The announcement of the UK’s Round Three offshore windfarm programme flags the single largest energy endeavour for Britain since the dawn of North Sea oil.
However, while the massive construction programme is predicted to create some 57,000 jobs – most of them temporary, in Energy’s view – it is unlikely to lead to the creation of a world-class supply chain – unlike the oil&gas industry, which ranks among the world’s best.
The British Wind Energy Association (BWEA) recognises the lack of a credible supply chain as both a major impediment to progress and an opportunity to, in fact, create one. According to BWEA, the wind industry is experiencing a “cost hump”, with costs roughly doubling from £1.5million per megawatt installed for early Round One projects to £3.1million for Round Three.
“This has been driven by the falling exchange rate, historically high commodity prices and a lack of competition among manufacturers,” says the association in a report on the implications of Round Three. However, falling material costs; a UK-based supply chain, avoiding import costs, and increased competition is expected to significantly reduce costs as the industry expands. New technology and learning-by-doing will bring down costs as well.”
Offshore wind accounts for just 1% of the global wind market and, predictably therefore, has a small supply chain.
There are currently 150,00MW of windfarms operational worldwide, but only 1,500MW of this (1%) is offshore – mostly in the North Sea.
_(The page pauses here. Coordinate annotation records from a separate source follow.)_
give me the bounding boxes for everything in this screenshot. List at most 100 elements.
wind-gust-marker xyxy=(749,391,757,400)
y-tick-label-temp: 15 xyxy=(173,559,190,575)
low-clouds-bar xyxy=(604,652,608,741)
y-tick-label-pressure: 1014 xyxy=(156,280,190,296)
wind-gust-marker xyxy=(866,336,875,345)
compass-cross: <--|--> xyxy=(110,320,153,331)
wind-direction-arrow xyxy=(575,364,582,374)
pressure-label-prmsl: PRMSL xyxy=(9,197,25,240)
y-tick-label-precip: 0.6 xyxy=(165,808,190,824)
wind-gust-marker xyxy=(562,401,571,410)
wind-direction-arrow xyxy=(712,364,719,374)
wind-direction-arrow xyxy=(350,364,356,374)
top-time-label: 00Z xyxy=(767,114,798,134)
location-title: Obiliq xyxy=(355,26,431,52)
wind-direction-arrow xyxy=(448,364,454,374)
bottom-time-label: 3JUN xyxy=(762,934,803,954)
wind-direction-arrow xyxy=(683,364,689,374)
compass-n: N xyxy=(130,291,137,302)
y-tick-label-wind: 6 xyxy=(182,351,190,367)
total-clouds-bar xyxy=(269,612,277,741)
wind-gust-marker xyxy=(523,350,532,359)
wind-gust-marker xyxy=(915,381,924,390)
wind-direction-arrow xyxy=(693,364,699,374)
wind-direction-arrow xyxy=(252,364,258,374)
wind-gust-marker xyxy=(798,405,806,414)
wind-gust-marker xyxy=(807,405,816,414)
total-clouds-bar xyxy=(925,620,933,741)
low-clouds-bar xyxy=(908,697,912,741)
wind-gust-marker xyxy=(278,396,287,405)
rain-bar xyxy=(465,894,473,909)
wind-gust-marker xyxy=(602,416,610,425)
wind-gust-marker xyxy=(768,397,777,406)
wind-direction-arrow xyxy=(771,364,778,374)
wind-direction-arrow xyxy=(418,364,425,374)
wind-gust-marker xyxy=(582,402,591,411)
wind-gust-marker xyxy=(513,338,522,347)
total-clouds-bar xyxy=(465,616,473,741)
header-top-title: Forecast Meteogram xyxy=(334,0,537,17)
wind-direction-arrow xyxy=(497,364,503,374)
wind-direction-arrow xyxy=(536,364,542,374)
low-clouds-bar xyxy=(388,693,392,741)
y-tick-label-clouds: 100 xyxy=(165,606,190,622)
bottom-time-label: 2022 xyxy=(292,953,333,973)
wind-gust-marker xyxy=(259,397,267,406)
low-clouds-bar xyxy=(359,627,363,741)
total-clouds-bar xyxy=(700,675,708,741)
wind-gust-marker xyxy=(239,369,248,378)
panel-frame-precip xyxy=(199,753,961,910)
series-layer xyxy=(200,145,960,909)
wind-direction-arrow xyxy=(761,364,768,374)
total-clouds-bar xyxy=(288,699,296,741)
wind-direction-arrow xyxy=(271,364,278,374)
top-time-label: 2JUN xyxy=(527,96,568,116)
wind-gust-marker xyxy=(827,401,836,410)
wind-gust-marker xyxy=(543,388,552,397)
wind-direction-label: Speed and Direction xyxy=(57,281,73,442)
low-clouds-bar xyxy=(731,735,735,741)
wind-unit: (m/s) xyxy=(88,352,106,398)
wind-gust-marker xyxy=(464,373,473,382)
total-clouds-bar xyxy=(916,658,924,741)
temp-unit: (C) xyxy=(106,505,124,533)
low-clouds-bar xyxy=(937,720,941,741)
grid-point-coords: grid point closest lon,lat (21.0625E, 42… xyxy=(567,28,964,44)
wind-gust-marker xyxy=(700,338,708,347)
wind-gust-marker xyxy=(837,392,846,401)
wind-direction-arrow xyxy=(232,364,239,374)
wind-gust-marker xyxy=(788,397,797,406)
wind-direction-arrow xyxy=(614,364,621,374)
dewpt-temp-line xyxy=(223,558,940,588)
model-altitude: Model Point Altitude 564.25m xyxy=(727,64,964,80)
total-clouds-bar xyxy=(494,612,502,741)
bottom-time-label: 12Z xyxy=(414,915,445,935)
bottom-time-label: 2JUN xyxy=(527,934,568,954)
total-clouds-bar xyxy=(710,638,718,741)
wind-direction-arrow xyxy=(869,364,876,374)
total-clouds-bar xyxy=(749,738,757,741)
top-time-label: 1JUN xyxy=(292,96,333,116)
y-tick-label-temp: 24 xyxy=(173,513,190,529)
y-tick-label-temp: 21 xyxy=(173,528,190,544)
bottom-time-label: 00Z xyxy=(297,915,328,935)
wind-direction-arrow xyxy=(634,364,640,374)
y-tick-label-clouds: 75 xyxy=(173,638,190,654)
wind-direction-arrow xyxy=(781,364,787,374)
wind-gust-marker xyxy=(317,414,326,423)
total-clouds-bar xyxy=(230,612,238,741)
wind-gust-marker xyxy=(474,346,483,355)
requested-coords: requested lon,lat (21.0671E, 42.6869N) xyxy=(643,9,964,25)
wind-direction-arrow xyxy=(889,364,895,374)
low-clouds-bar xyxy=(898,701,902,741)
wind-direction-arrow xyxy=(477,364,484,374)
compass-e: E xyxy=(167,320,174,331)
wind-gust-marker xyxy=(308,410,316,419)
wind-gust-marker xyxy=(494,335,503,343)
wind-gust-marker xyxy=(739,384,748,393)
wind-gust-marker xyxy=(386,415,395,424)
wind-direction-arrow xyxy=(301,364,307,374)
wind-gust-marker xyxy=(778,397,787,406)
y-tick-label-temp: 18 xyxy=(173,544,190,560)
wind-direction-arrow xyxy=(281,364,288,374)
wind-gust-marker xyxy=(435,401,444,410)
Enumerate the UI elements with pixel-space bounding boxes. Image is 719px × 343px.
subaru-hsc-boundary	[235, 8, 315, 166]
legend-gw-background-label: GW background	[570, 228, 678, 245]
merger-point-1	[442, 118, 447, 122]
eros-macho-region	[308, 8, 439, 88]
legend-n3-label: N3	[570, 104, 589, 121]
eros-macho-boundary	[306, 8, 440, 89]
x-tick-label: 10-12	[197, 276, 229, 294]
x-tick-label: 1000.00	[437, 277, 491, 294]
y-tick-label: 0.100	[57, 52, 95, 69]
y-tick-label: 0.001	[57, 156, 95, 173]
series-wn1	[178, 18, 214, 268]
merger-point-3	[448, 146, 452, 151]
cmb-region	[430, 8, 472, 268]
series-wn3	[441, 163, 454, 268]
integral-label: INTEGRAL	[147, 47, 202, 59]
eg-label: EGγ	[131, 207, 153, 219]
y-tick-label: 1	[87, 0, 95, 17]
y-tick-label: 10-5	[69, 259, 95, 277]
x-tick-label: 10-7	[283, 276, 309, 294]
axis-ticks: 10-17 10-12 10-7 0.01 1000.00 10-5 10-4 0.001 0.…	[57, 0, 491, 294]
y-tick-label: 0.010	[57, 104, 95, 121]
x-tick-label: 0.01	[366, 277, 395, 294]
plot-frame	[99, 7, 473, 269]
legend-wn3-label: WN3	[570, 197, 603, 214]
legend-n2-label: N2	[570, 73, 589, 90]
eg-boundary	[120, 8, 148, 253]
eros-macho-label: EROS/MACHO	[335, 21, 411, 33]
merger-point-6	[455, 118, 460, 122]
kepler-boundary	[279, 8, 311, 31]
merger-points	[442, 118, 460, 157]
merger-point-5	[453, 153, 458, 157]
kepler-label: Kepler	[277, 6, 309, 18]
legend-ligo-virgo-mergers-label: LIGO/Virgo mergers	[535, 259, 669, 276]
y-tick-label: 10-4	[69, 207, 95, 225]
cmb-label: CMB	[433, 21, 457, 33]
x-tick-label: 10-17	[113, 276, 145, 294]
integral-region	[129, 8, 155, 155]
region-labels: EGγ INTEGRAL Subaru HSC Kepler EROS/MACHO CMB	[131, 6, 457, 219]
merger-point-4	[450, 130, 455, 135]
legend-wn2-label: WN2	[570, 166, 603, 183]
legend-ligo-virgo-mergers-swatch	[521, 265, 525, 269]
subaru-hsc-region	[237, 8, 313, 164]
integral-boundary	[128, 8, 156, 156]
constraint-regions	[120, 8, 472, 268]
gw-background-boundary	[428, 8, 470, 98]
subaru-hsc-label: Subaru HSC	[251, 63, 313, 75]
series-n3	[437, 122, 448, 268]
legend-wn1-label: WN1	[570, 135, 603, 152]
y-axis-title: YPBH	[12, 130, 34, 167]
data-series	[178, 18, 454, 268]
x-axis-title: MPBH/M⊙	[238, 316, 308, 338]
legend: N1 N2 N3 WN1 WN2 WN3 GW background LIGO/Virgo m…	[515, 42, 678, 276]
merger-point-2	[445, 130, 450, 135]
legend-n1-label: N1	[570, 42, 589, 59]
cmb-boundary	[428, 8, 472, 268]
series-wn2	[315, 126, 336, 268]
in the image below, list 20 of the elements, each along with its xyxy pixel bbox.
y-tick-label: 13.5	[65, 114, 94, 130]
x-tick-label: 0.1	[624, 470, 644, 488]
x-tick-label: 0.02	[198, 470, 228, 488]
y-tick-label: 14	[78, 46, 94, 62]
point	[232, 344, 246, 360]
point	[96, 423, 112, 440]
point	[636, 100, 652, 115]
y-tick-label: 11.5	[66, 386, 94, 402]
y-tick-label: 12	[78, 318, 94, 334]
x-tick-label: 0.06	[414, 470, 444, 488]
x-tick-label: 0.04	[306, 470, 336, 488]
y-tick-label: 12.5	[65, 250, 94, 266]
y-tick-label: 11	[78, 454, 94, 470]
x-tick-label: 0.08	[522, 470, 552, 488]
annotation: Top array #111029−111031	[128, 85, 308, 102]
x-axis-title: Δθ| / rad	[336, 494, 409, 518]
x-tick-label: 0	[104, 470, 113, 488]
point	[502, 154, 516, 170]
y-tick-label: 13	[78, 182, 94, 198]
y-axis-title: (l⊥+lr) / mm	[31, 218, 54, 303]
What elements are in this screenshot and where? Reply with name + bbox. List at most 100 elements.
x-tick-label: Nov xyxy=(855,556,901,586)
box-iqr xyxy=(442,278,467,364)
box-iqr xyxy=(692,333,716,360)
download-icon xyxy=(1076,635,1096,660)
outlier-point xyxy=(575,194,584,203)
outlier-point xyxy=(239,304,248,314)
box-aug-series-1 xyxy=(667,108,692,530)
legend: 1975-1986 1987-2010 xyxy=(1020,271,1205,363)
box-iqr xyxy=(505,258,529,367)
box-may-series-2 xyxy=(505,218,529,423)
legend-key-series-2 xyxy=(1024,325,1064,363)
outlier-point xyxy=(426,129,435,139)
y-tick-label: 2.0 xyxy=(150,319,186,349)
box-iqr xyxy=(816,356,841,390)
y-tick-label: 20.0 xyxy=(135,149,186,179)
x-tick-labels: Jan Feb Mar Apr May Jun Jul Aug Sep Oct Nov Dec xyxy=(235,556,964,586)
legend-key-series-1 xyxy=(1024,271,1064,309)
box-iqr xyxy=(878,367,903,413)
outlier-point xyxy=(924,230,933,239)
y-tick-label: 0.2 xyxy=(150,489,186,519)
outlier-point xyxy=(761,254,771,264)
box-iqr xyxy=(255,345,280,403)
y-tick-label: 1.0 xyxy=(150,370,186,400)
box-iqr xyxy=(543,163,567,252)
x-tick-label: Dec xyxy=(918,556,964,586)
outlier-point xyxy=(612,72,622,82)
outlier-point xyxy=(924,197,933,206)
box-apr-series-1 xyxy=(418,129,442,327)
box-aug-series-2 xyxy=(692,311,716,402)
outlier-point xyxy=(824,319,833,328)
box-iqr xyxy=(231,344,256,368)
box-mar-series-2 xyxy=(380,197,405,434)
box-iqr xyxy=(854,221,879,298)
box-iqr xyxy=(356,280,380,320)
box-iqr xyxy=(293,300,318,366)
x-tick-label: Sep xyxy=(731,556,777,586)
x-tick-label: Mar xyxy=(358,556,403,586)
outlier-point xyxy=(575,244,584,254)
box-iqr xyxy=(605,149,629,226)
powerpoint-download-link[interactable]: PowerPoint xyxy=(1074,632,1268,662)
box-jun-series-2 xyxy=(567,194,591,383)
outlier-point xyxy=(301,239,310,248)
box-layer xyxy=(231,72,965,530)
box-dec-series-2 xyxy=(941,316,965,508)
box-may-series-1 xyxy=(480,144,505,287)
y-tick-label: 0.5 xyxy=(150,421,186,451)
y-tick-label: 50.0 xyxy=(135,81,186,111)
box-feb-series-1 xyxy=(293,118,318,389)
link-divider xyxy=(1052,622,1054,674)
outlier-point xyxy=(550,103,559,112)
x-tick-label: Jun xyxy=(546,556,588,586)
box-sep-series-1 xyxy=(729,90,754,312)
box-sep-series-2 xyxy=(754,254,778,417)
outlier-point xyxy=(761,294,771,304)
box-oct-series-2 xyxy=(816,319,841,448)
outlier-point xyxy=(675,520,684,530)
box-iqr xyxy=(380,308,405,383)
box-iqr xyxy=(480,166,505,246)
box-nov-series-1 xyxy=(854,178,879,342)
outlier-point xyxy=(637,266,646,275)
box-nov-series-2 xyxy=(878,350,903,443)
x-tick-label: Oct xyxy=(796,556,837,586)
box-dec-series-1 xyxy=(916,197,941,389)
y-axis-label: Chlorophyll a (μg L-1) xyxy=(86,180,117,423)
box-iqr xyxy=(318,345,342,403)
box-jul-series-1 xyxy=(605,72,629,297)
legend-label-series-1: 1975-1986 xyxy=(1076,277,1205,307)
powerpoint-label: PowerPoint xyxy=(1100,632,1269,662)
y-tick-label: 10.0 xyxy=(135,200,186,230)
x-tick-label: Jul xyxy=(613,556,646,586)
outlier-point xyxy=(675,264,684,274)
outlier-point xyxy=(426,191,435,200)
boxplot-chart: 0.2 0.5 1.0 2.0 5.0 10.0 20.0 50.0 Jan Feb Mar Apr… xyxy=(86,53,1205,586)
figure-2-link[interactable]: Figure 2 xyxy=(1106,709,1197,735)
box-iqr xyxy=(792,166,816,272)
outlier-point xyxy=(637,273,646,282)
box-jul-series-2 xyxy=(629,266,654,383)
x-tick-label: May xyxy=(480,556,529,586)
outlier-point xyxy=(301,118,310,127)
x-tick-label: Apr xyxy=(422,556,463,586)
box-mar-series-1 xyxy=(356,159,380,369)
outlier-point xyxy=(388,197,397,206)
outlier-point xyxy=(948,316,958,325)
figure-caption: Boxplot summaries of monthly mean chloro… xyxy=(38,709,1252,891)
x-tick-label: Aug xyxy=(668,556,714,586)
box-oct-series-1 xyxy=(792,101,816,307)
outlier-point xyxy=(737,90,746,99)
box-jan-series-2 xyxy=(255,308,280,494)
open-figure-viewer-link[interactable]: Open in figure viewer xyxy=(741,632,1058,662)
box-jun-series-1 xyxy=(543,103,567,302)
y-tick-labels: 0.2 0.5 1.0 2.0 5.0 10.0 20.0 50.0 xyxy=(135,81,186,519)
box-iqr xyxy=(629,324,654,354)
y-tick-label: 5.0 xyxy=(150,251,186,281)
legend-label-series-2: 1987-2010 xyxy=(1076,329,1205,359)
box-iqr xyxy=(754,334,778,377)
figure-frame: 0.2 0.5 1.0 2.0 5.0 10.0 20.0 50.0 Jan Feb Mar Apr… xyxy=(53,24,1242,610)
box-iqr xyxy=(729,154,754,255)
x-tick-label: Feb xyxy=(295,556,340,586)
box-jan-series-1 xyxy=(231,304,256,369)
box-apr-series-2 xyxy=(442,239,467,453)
Round Three alone will represent an increase in global installed offshore capacity of at least 16 times.
According to the BWEA, the offshore market is ruled by just two turbine manufacturers. However, it expects that the dramatic increase in market size represented by Round Three is expected to attract several new players to the market, helping to increase supply.
Energy knows of at least six brands keen to gain a toehold in the UK, for obvious reasons.
“We expect six manufacturer companies to be in the market by 2015,” says BWEA.
“The Renewables Obligation attracts investment to the UK and is part of the driver that could create a UK offshore wind industry.”
The association says that the scale of Round Three will require a dramatic increase in manufacturing capacity for offshore wind, such as turbines, foundations, offshore electrics and installation vessels.
It rightly recognises that building confidence is key to persuading companies to invest in increased supply-chain capacity.
It says, too, that the Government’s role is central in providing a stable policy framework against which investment decisions can be made. But the compulsion element that characterised early North Sea oil, where domestic content was mandated, is totally missing.
“The UK is already beginning to see examples of new factories being built, such as JDR Cable’s new interarray cable facility at Hartlepool and Skykon’s investment in new capacity at its Welcon Towers subsidiary at Macrihanish.”
However, BWEA does not mention that Skykon was lured to Macrihanish by Scottish agencies Highlands and Islands Enterprise and Scottish Development International. This followed the decision by previous tenant Vestas to pull out.
Of course, the difference between Round Three and the prior two offshore wind rounds is that it has scale – several thousand turbines equivalent.
“Industry will need to dramatically increase capacity in the key supply-chain constraint areas, including offshore-specific wind turbines and installation vessels, and in manufacturing capacity for cables to link the windfarm to shore,” says the BWEA.
“A major concern is whether new manufacturing facilities will actually be built in the UK close to the new market or whether they will be based on the Continent, where there are already established onshore wind-turbine manufacturing facilities.
“While onshore wind manufacturing is dominated by Denmark, Germany and Spain, as a new area of business, offshore wind offers opportunities to new entrants from both overseas and the UK to emerge as market leaders in innovation and the supply of technology to create a British-based supply chain.
“Key to attracting this new investment is the creation of coastal manufacturing hubs, much like Aberdeen is a centre for the North Sea oil industry.”
It does not mention that Aberdeen, propelled by Aberdeen Renewable Energy Group, wants to achieve a similar status with offshore renewables.
BWEA: “If offshore wind-turbine manufacturers decide to locate new factories in the UK, then new opportunities will also arise for existing manufacturing companies in other sectors like automotive and aerospace to enter the market for component supply such as gearboxes, bearings, castings and other internal components. A solid skills base will be required to build industry.
“The emerging offshore wind industry can draw on the engineering excellence and maritime history of the UK. However, industry will need to be mindful of potential shortages in the number of suitably qualified and experienced new candidates.
“Support for the wind industry’s efforts in developing a UK-wide training scheme for apprentices is central to ensuring that there is a big enough pool of skilled workers in the UK to meet demand.”